I have to tell you, all this actually makes me want to take a serious look at the competition. I mean, it's good that Pentax improves its AF once again. But them actually closing the gap makes me wonder about something. I've come to realize I don't really care about whether my camera has "Pentax", "Canon", "Nikon" or whatever written on the front side. Maybe some people do, but I don't, not really. It's what I want to do with the camera that counts. So if I'm not really a Pentax fanboy (or a Canikon fanboy for that matter), hearing people say Pentax is/was behind in AF, and having recently experienced the awesome speed of a D700 + Nikkor 24-70 (ok that's fullframe, but this concerns AF, not sensor size) makes me wonder. Some people say it is of no consequence when you are actually shooting, but at the same time these people seem to be all over new Pentax bodies when they come out, and I can't believe that's just because of how they look. I don't have any old (MF) lenses and rely on AF for pretty much everything. I never had a Canon or Nikon body. But maybe I should.

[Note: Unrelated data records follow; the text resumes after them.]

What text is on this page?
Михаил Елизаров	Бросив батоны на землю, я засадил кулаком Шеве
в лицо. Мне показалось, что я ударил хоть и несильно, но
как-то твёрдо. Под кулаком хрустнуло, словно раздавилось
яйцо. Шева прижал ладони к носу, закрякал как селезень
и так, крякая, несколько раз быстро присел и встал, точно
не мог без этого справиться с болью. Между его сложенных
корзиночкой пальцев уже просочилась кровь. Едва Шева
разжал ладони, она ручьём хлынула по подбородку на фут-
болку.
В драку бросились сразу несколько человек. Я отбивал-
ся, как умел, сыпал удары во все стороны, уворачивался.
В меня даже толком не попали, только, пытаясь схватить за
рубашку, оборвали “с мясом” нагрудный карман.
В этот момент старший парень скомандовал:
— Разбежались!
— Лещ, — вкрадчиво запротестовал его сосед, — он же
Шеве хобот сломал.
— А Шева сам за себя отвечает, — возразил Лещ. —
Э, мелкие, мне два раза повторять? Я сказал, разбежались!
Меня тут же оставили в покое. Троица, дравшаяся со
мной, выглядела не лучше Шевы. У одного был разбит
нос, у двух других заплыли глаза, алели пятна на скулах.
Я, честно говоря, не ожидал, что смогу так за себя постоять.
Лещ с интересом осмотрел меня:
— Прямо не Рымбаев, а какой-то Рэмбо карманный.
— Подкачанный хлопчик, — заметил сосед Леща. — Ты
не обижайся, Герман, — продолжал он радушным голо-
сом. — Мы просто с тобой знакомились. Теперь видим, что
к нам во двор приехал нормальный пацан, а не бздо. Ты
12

I know I'll lose SR, and I'd rather not do that, but then I almost always stay below 1/(FL * 1.5) anyway, just because I've learned that otherwise I might not get sharp results.

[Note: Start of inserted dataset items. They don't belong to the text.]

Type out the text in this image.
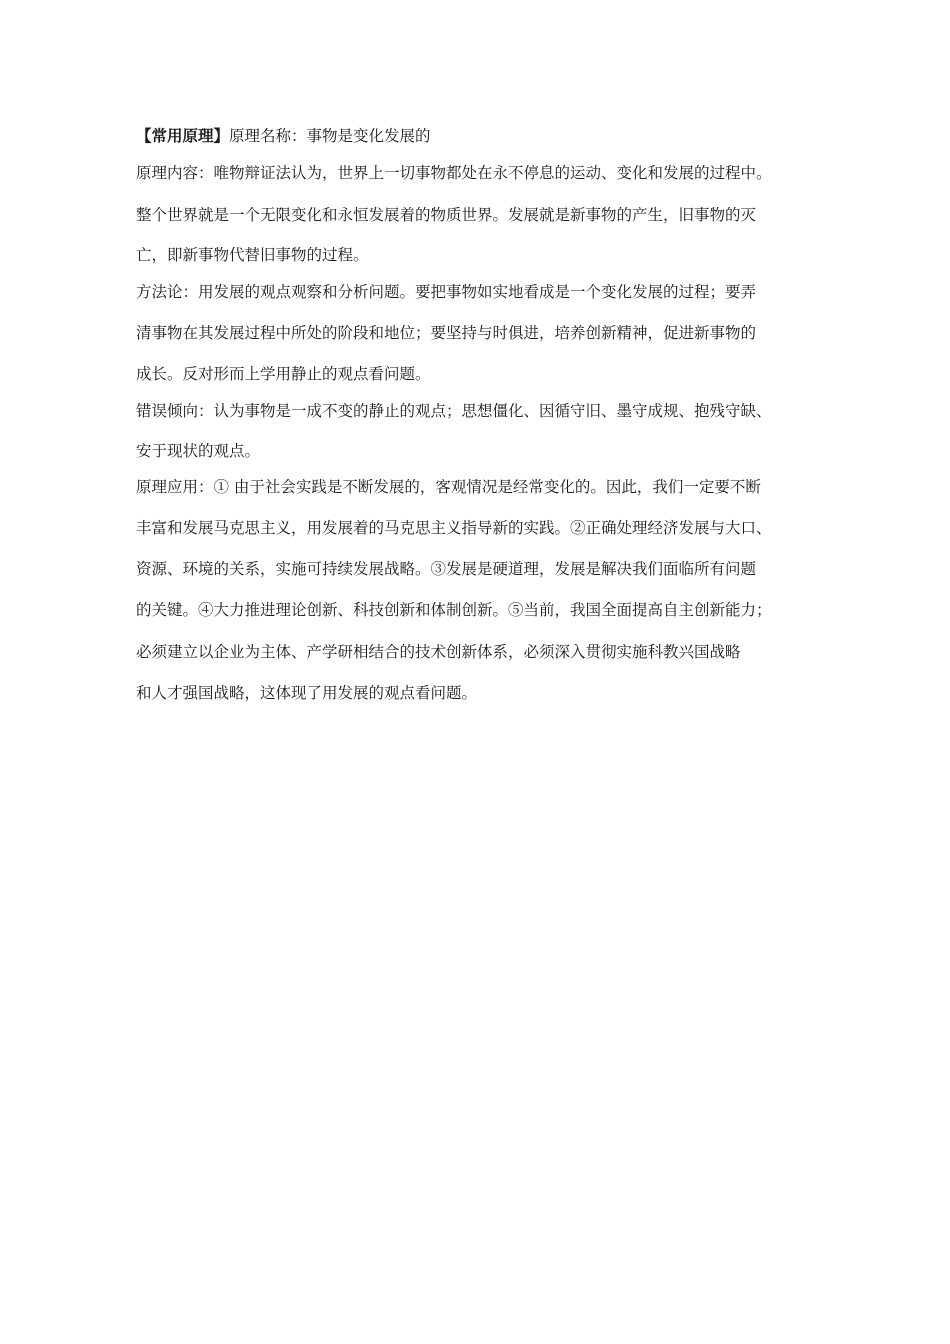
【常用原理】原理名称：事物是变化发展的
原理内容：唯物辩证法认为，世界上一切事物都处在永不停息的运动、变化和发展的过程中。
整个世界就是一个无限变化和永恒发展着的物质世界。发展就是新事物的产生，旧事物的灭
亡，即新事物代替旧事物的过程。
方法论：用发展的观点观察和分析问题。要把事物如实地看成是一个变化发展的过程；要弄
清事物在其发展过程中所处的阶段和地位；要坚持与时俱进，培养创新精神，促进新事物的
成长。反对形而上学用静止的观点看问题。
错误倾向：认为事物是一成不变的静止的观点；思想僵化、因循守旧、墨守成规、抱残守缺、
安于现状的观点。
原理应用：① 由于社会实践是不断发展的，客观情况是经常变化的。因此，我们一定要不断
丰富和发展马克思主义，用发展着的马克思主义指导新的实践。②正确处理经济发展与大口、
资源、环境的关系，实施可持续发展战略。③发展是硬道理，发展是解决我们面临所有问题
的关键。④大力推进理论创新、科技创新和体制创新。⑤当前，我国全面提高自主创新能力；
必须建立以企业为主体、产学研相结合的技术创新体系，必须深入贯彻实施科教兴国战略
和人才强国战略，这体现了用发展的观点看问题。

Maybe the new AF is as fast as the big 2, but then SDM is still slow. Sure I could wait another 2 years or so and they may catch up, just as they have with framerate and now maybe with AF-C. But my point is that I don't have to wait.
I recently came across this article:
Pentax vs Canon AF Performance « robertsdonovan.com. Now it's a bit old, but after handling that D700 combo for a minute I'm thinking it still applies. And the guy who wrote it seems sincere.